The benchmark construction can be viewed as heavily favoring a clustering approach; at the first level of clustering, when connected cells are grouped, every grouping is consistant with an optimal placement. This is clearly not the case with the IBM benchmarks, explaining the difference in performance of our "clusters first" approach, as well as that of the clusteringdriven tool mPL [S] .
The contrast in results leads to an observation: it is unlikely that a placement with minimum-length nets is possible for the IBM benchmarks. While the PEKO and IBM benchmarks are similar from a statistical perspective, it is likely that some nets in the IBM benchmarks would not be placed with minimum possible wire length in an optimal solution.
V. CONCLUSION
In this paper, we have studied a "clusters first" approach to circuit placement. Experiments indicate that even with high quality clusters, the effect of terminal propagation must be considered during placement if we wish to obtain high quality results. This contrasts with partitioning problems, in which terminal propagation is not a constraint.
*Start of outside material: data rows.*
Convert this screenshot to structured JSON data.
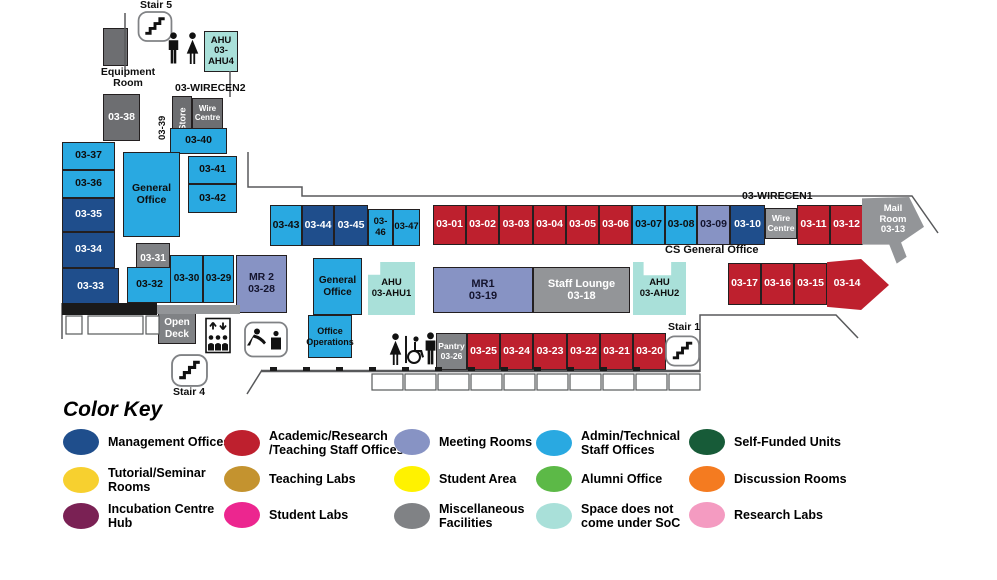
{
  "palette": {
    "admin_technical": "#29A9E1",
    "management": "#1F4E8C",
    "academic": "#BE202E",
    "meeting": "#8793C4",
    "misc_dark": "#6D6E71",
    "misc": "#808285",
    "misc_light": "#939598",
    "not_soc": "#A9E0D9",
    "tutorial": "#F7D02F",
    "teaching_labs": "#C4932F",
    "student_area": "#FFF200",
    "alumni": "#5CB947",
    "self_funded": "#175B38",
    "discussion": "#F47B20",
    "incubation": "#7A2154",
    "student_labs": "#EC268F",
    "research": "#F49BC1"
  },
  "map": {
    "rooms": [
      {
        "name": "room-equipment-box",
        "label": "",
        "x": 103,
        "y": 28,
        "w": 25,
        "h": 38,
        "bg": "#6D6E71",
        "fg": "#fff",
        "fs": 10
      },
      {
        "name": "room-ahu4",
        "label": "AHU\n03-AHU4",
        "x": 204,
        "y": 31,
        "w": 34,
        "h": 41,
        "bg": "#A9E0D9",
        "fg": "#0e0e0e",
        "fs": 9.5
      },
      {
        "name": "room-03-38",
        "label": "03-38",
        "x": 103,
        "y": 94,
        "w": 37,
        "h": 47,
        "bg": "#6D6E71",
        "fg": "#fff",
        "fs": 10.5
      },
      {
        "name": "room-store",
        "label": "Store",
        "x": 172,
        "y": 96,
        "w": 20,
        "h": 47,
        "bg": "#6D6E71",
        "fg": "#fff",
        "fs": 9,
        "vertical": true
      },
      {
        "name": "room-wire-centre-2",
        "label": "Wire\nCentre",
        "x": 192,
        "y": 98,
        "w": 31,
        "h": 31,
        "bg": "#6D6E71",
        "fg": "#fff",
        "fs": 8
      },
      {
        "name": "room-03-40",
        "label": "03-40",
        "x": 170,
        "y": 128,
        "w": 57,
        "h": 26,
        "bg": "#29A9E1",
        "fg": "#0e0e0e",
        "fs": 10.5
      },
      {
        "name": "room-03-37",
        "label": "03-37",
        "x": 62,
        "y": 142,
        "w": 53,
        "h": 28,
        "bg": "#29A9E1",
        "fg": "#0e0e0e",
        "fs": 10.5
      },
      {
        "name": "room-03-36",
        "label": "03-36",
        "x": 62,
        "y": 170,
        "w": 53,
        "h": 28,
        "bg": "#29A9E1",
        "fg": "#0e0e0e",
        "fs": 10.5
      },
      {
        "name": "room-03-35",
        "label": "03-35",
        "x": 62,
        "y": 198,
        "w": 53,
        "h": 34,
        "bg": "#1F4E8C",
        "fg": "#fff",
        "fs": 10.5
      },
      {
        "name": "room-03-34",
        "label": "03-34",
        "x": 62,
        "y": 232,
        "w": 53,
        "h": 36,
        "bg": "#1F4E8C",
        "fg": "#fff",
        "fs": 10.5
      },
      {
        "name": "room-03-33",
        "label": "03-33",
        "x": 62,
        "y": 268,
        "w": 57,
        "h": 37,
        "bg": "#1F4E8C",
        "fg": "#fff",
        "fs": 10.5
      },
      {
        "name": "room-general-office-west",
        "label": "General\nOffice",
        "x": 123,
        "y": 152,
        "w": 57,
        "h": 85,
        "bg": "#29A9E1",
        "fg": "#0e0e0e",
        "fs": 10.5
      },
      {
        "name": "room-03-41",
        "label": "03-41",
        "x": 188,
        "y": 156,
        "w": 49,
        "h": 28,
        "bg": "#29A9E1",
        "fg": "#0e0e0e",
        "fs": 10.5
      },
      {
        "name": "room-03-42",
        "label": "03-42",
        "x": 188,
        "y": 184,
        "w": 49,
        "h": 29,
        "bg": "#29A9E1",
        "fg": "#0e0e0e",
        "fs": 10.5
      },
      {
        "name": "room-03-31",
        "label": "03-31",
        "x": 136,
        "y": 243,
        "w": 34,
        "h": 32,
        "bg": "#808285",
        "fg": "#fff",
        "fs": 10
      },
      {
        "name": "room-03-32",
        "label": "03-32",
        "x": 127,
        "y": 267,
        "w": 45,
        "h": 36,
        "bg": "#29A9E1",
        "fg": "#0e0e0e",
        "fs": 10.5
      },
      {
        "name": "room-03-30",
        "label": "03-30",
        "x": 170,
        "y": 255,
        "w": 33,
        "h": 48,
        "bg": "#29A9E1",
        "fg": "#0e0e0e",
        "fs": 10
      },
      {
        "name": "room-03-29",
        "label": "03-29",
        "x": 203,
        "y": 255,
        "w": 31,
        "h": 48,
        "bg": "#29A9E1",
        "fg": "#0e0e0e",
        "fs": 10
      },
      {
        "name": "room-mr2",
        "label": "MR 2\n03-28",
        "x": 236,
        "y": 255,
        "w": 51,
        "h": 58,
        "bg": "#8793C4",
        "fg": "#14142e",
        "fs": 10.5
      },
      {
        "name": "room-open-deck",
        "label": "Open\nDeck",
        "x": 158,
        "y": 313,
        "w": 38,
        "h": 31,
        "bg": "#808285",
        "fg": "#fff",
        "fs": 10
      },
      {
        "name": "room-03-43",
        "label": "03-43",
        "x": 270,
        "y": 205,
        "w": 32,
        "h": 41,
        "bg": "#29A9E1",
        "fg": "#0e0e0e",
        "fs": 10.5
      },
      {
        "name": "room-03-44",
        "label": "03-44",
        "x": 302,
        "y": 205,
        "w": 32,
        "h": 41,
        "bg": "#1F4E8C",
        "fg": "#fff",
        "fs": 10.5
      },
      {
        "name": "room-03-45",
        "label": "03-45",
        "x": 334,
        "y": 205,
        "w": 34,
        "h": 41,
        "bg": "#1F4E8C",
        "fg": "#fff",
        "fs": 10.5
      },
      {
        "name": "room-03-46",
        "label": "03-46",
        "x": 368,
        "y": 209,
        "w": 25,
        "h": 37,
        "bg": "#29A9E1",
        "fg": "#0e0e0e",
        "fs": 9.5
      },
      {
        "name": "room-03-47",
        "label": "03-47",
        "x": 393,
        "y": 209,
        "w": 27,
        "h": 37,
        "bg": "#29A9E1",
        "fg": "#0e0e0e",
        "fs": 9.5
      },
      {
        "name": "room-general-office-mid",
        "label": "General\nOffice",
        "x": 313,
        "y": 258,
        "w": 49,
        "h": 57,
        "bg": "#29A9E1",
        "fg": "#0e0e0e",
        "fs": 10
      },
      {
        "name": "room-office-operations",
        "label": "Office\nOperations",
        "x": 308,
        "y": 315,
        "w": 44,
        "h": 43,
        "bg": "#29A9E1",
        "fg": "#0e0e0e",
        "fs": 9
      },
      {
        "name": "room-ahu1",
        "label": "AHU\n03-AHU1",
        "x": 368,
        "y": 262,
        "w": 47,
        "h": 53,
        "bg": "#A9E0D9",
        "fg": "#0e0e0e",
        "fs": 9.5,
        "clip": "polygon(0 24%, 26% 24%, 26% 0, 100% 0, 100% 100%, 0 100%)"
      },
      {
        "name": "room-03-01",
        "label": "03-01",
        "x": 433,
        "y": 205,
        "w": 33,
        "h": 40,
        "bg": "#BE202E",
        "fg": "#fff",
        "fs": 10.5
      },
      {
        "name": "room-03-02",
        "label": "03-02",
        "x": 466,
        "y": 205,
        "w": 33,
        "h": 40,
        "bg": "#BE202E",
        "fg": "#fff",
        "fs": 10.5
      },
      {
        "name": "room-03-03",
        "label": "03-03",
        "x": 499,
        "y": 205,
        "w": 34,
        "h": 40,
        "bg": "#BE202E",
        "fg": "#fff",
        "fs": 10.5
      },
      {
        "name": "room-03-04",
        "label": "03-04",
        "x": 533,
        "y": 205,
        "w": 33,
        "h": 40,
        "bg": "#BE202E",
        "fg": "#fff",
        "fs": 10.5
      },
      {
        "name": "room-03-05",
        "label": "03-05",
        "x": 566,
        "y": 205,
        "w": 33,
        "h": 40,
        "bg": "#BE202E",
        "fg": "#fff",
        "fs": 10.5
      },
      {
        "name": "room-03-06",
        "label": "03-06",
        "x": 599,
        "y": 205,
        "w": 33,
        "h": 40,
        "bg": "#BE202E",
        "fg": "#fff",
        "fs": 10.5
      },
      {
        "name": "room-03-07",
        "label": "03-07",
        "x": 632,
        "y": 205,
        "w": 33,
        "h": 40,
        "bg": "#29A9E1",
        "fg": "#0e0e0e",
        "fs": 10.5
      },
      {
        "name": "room-03-08",
        "label": "03-08",
        "x": 665,
        "y": 205,
        "w": 32,
        "h": 40,
        "bg": "#29A9E1",
        "fg": "#0e0e0e",
        "fs": 10.5
      },
      {
        "name": "room-03-09",
        "label": "03-09",
        "x": 697,
        "y": 205,
        "w": 33,
        "h": 40,
        "bg": "#8793C4",
        "fg": "#14142e",
        "fs": 10.5
      },
      {
        "name": "room-03-10",
        "label": "03-10",
        "x": 730,
        "y": 205,
        "w": 35,
        "h": 40,
        "bg": "#1F4E8C",
        "fg": "#fff",
        "fs": 10.5
      },
      {
        "name": "room-wire-centre-1",
        "label": "Wire\nCentre",
        "x": 765,
        "y": 208,
        "w": 32,
        "h": 31,
        "bg": "#939598",
        "fg": "#fff",
        "fs": 8.5
      },
      {
        "name": "room-03-11",
        "label": "03-11",
        "x": 797,
        "y": 205,
        "w": 33,
        "h": 40,
        "bg": "#BE202E",
        "fg": "#fff",
        "fs": 10.5
      },
      {
        "name": "room-03-12",
        "label": "03-12",
        "x": 830,
        "y": 205,
        "w": 33,
        "h": 40,
        "bg": "#BE202E",
        "fg": "#fff",
        "fs": 10.5
      },
      {
        "name": "room-mail-room",
        "label": "Mail\nRoom\n03-13",
        "x": 862,
        "y": 197,
        "w": 62,
        "h": 68,
        "bg": "#939598",
        "fg": "#fff",
        "fs": 9.5,
        "clip": "polygon(0 2%, 76% 0, 100% 44%, 63% 67%, 72% 88%, 56% 98%, 44% 70%, 0 70%)",
        "padB": 22
      },
      {
        "name": "room-03-17",
        "label": "03-17",
        "x": 728,
        "y": 263,
        "w": 33,
        "h": 42,
        "bg": "#BE202E",
        "fg": "#fff",
        "fs": 10.5
      },
      {
        "name": "room-03-16",
        "label": "03-16",
        "x": 761,
        "y": 263,
        "w": 33,
        "h": 42,
        "bg": "#BE202E",
        "fg": "#fff",
        "fs": 10.5
      },
      {
        "name": "room-03-15",
        "label": "03-15",
        "x": 794,
        "y": 263,
        "w": 33,
        "h": 42,
        "bg": "#BE202E",
        "fg": "#fff",
        "fs": 10.5
      },
      {
        "name": "room-03-14",
        "label": "03-14",
        "x": 827,
        "y": 258,
        "w": 62,
        "h": 52,
        "bg": "#BE202E",
        "fg": "#fff",
        "fs": 10.5,
        "clip": "polygon(0 8%, 55% 2%, 100% 52%, 55% 100%, 0 94%)",
        "padR": 22
      },
      {
        "name": "room-mr1",
        "label": "MR1\n03-19",
        "x": 433,
        "y": 267,
        "w": 100,
        "h": 46,
        "bg": "#8793C4",
        "fg": "#14142e",
        "fs": 11
      },
      {
        "name": "room-staff-lounge",
        "label": "Staff Lounge\n03-18",
        "x": 533,
        "y": 267,
        "w": 97,
        "h": 46,
        "bg": "#939598",
        "fg": "#fff",
        "fs": 11
      },
      {
        "name": "room-ahu2",
        "label": "AHU\n03-AHU2",
        "x": 633,
        "y": 262,
        "w": 53,
        "h": 53,
        "bg": "#A9E0D9",
        "fg": "#0e0e0e",
        "fs": 9.5,
        "clip": "polygon(0 0, 20% 0, 20% 25%, 72% 25%, 72% 0, 100% 0, 100% 100%, 0 100%)"
      },
      {
        "name": "room-pantry",
        "label": "Pantry\n03-26",
        "x": 436,
        "y": 333,
        "w": 31,
        "h": 37,
        "bg": "#808285",
        "fg": "#fff",
        "fs": 8.5
      },
      {
        "name": "room-03-25",
        "label": "03-25",
        "x": 467,
        "y": 333,
        "w": 33,
        "h": 37,
        "bg": "#BE202E",
        "fg": "#fff",
        "fs": 10.5
      },
      {
        "name": "room-03-24",
        "label": "03-24",
        "x": 500,
        "y": 333,
        "w": 33,
        "h": 37,
        "bg": "#BE202E",
        "fg": "#fff",
        "fs": 10.5
      },
      {
        "name": "room-03-23",
        "label": "03-23",
        "x": 533,
        "y": 333,
        "w": 34,
        "h": 37,
        "bg": "#BE202E",
        "fg": "#fff",
        "fs": 10.5
      },
      {
        "name": "room-03-22",
        "label": "03-22",
        "x": 567,
        "y": 333,
        "w": 33,
        "h": 37,
        "bg": "#BE202E",
        "fg": "#fff",
        "fs": 10.5
      },
      {
        "name": "room-03-21",
        "label": "03-21",
        "x": 600,
        "y": 333,
        "w": 33,
        "h": 37,
        "bg": "#BE202E",
        "fg": "#fff",
        "fs": 10.5
      },
      {
        "name": "room-03-20",
        "label": "03-20",
        "x": 633,
        "y": 333,
        "w": 33,
        "h": 37,
        "bg": "#BE202E",
        "fg": "#fff",
        "fs": 10.5
      }
    ],
    "labels": [
      {
        "name": "stair5-label",
        "text": "Stair 5",
        "x": 136,
        "y": 0,
        "w": 40,
        "fs": 10.5,
        "align": "center"
      },
      {
        "name": "equipment-room-label",
        "text": "Equipment\nRoom",
        "x": 96,
        "y": 67,
        "w": 64,
        "fs": 10.5,
        "align": "center"
      },
      {
        "name": "wirecen2-label",
        "text": "03-WIRECEN2",
        "x": 175,
        "y": 83,
        "fs": 10.5
      },
      {
        "name": "room-03-39-label",
        "text": "03-39",
        "x": 158,
        "y": 140,
        "fs": 9.5,
        "vertical": true
      },
      {
        "name": "stair4-label",
        "text": "Stair 4",
        "x": 169,
        "y": 387,
        "w": 40,
        "fs": 10.5,
        "align": "center"
      },
      {
        "name": "stair1-label",
        "text": "Stair 1",
        "x": 663,
        "y": 322,
        "w": 42,
        "fs": 10.5,
        "align": "center"
      },
      {
        "name": "wirecen1-label",
        "text": "03-WIRECEN1",
        "x": 742,
        "y": 191,
        "fs": 10.5
      },
      {
        "name": "cs-general-office-label",
        "text": "CS General Office",
        "x": 665,
        "y": 245,
        "fs": 11
      }
    ],
    "icons": [
      {
        "type": "stair",
        "name": "stair5-icon",
        "x": 137,
        "y": 11,
        "w": 36,
        "h": 31
      },
      {
        "type": "male",
        "name": "male-restroom-icon-top",
        "x": 166,
        "y": 32,
        "w": 15,
        "h": 33
      },
      {
        "type": "female",
        "name": "female-restroom-icon-top",
        "x": 184,
        "y": 32,
        "w": 17,
        "h": 33
      },
      {
        "type": "stair",
        "name": "stair4-icon",
        "x": 171,
        "y": 354,
        "w": 37,
        "h": 33
      },
      {
        "type": "stair",
        "name": "stair1-icon",
        "x": 665,
        "y": 335,
        "w": 35,
        "h": 32
      },
      {
        "type": "elevator",
        "name": "elevator-icon",
        "x": 205,
        "y": 317,
        "w": 26,
        "h": 37
      },
      {
        "type": "watercooler",
        "name": "water-cooler-icon",
        "x": 244,
        "y": 321,
        "w": 44,
        "h": 37
      },
      {
        "type": "female",
        "name": "female-restroom-icon-bottom",
        "x": 387,
        "y": 333,
        "w": 17,
        "h": 33
      },
      {
        "type": "divider",
        "name": "restroom-divider",
        "x": 404,
        "y": 334,
        "w": 4,
        "h": 31
      },
      {
        "type": "wheelchair",
        "name": "wheelchair-icon",
        "x": 406,
        "y": 336,
        "w": 18,
        "h": 28
      },
      {
        "type": "male",
        "name": "male-restroom-icon-bottom",
        "x": 423,
        "y": 332,
        "w": 15,
        "h": 34
      }
    ]
  },
  "legend": {
    "title": "Color Key",
    "items": [
      {
        "name": "legend-management-offices",
        "label": "Management Offices",
        "color": "#1F4E8C",
        "x": 63,
        "y": 429
      },
      {
        "name": "legend-academic-offices",
        "label": "Academic/Research\n/Teaching Staff Offices",
        "color": "#BE202E",
        "x": 224,
        "y": 429
      },
      {
        "name": "legend-meeting-rooms",
        "label": "Meeting Rooms",
        "color": "#8793C4",
        "x": 394,
        "y": 429
      },
      {
        "name": "legend-admin-offices",
        "label": "Admin/Technical\nStaff Offices",
        "color": "#29A9E1",
        "x": 536,
        "y": 429
      },
      {
        "name": "legend-self-funded-units",
        "label": "Self-Funded Units",
        "color": "#175B38",
        "x": 689,
        "y": 429
      },
      {
        "name": "legend-tutorial-rooms",
        "label": "Tutorial/Seminar\nRooms",
        "color": "#F7D02F",
        "x": 63,
        "y": 466
      },
      {
        "name": "legend-teaching-labs",
        "label": "Teaching Labs",
        "color": "#C4932F",
        "x": 224,
        "y": 466
      },
      {
        "name": "legend-student-area",
        "label": "Student Area",
        "color": "#FFF200",
        "x": 394,
        "y": 466
      },
      {
        "name": "legend-alumni-office",
        "label": "Alumni Office",
        "color": "#5CB947",
        "x": 536,
        "y": 466
      },
      {
        "name": "legend-discussion-rooms",
        "label": "Discussion Rooms",
        "color": "#F47B20",
        "x": 689,
        "y": 466
      },
      {
        "name": "legend-incubation-hub",
        "label": "Incubation Centre\nHub",
        "color": "#7A2154",
        "x": 63,
        "y": 502
      },
      {
        "name": "legend-student-labs",
        "label": "Student  Labs",
        "color": "#EC268F",
        "x": 224,
        "y": 502
      },
      {
        "name": "legend-misc-facilities",
        "label": "Miscellaneous\nFacilities",
        "color": "#808285",
        "x": 394,
        "y": 502
      },
      {
        "name": "legend-not-soc",
        "label": "Space does not\ncome under SoC",
        "color": "#A9E0D9",
        "x": 536,
        "y": 502
      },
      {
        "name": "legend-research-labs",
        "label": "Research Labs",
        "color": "#F49BC1",
        "x": 689,
        "y": 502
      }
    ]
  }
}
While the combinatorial approach was not able to match leading the best bisection based tool or an annealing based tool, our research in this area did result in the development of the fractional cut approach and the dynamic programming based legalizer described in [I] .
As part of our current work, we are continuing our investigation into the structure of placement benchmarks, and how this can be utilized to improve results. While the PEKO benchmarks are in some respects similar to industry designs, there are clearly aspects which favor some placement methods, while putting others at a disadvantage.
This work was supported in part by SRC under project 947.1, an IBM Faculty Partnership award, NYSTAR MDC, and an equipment grant from Intel.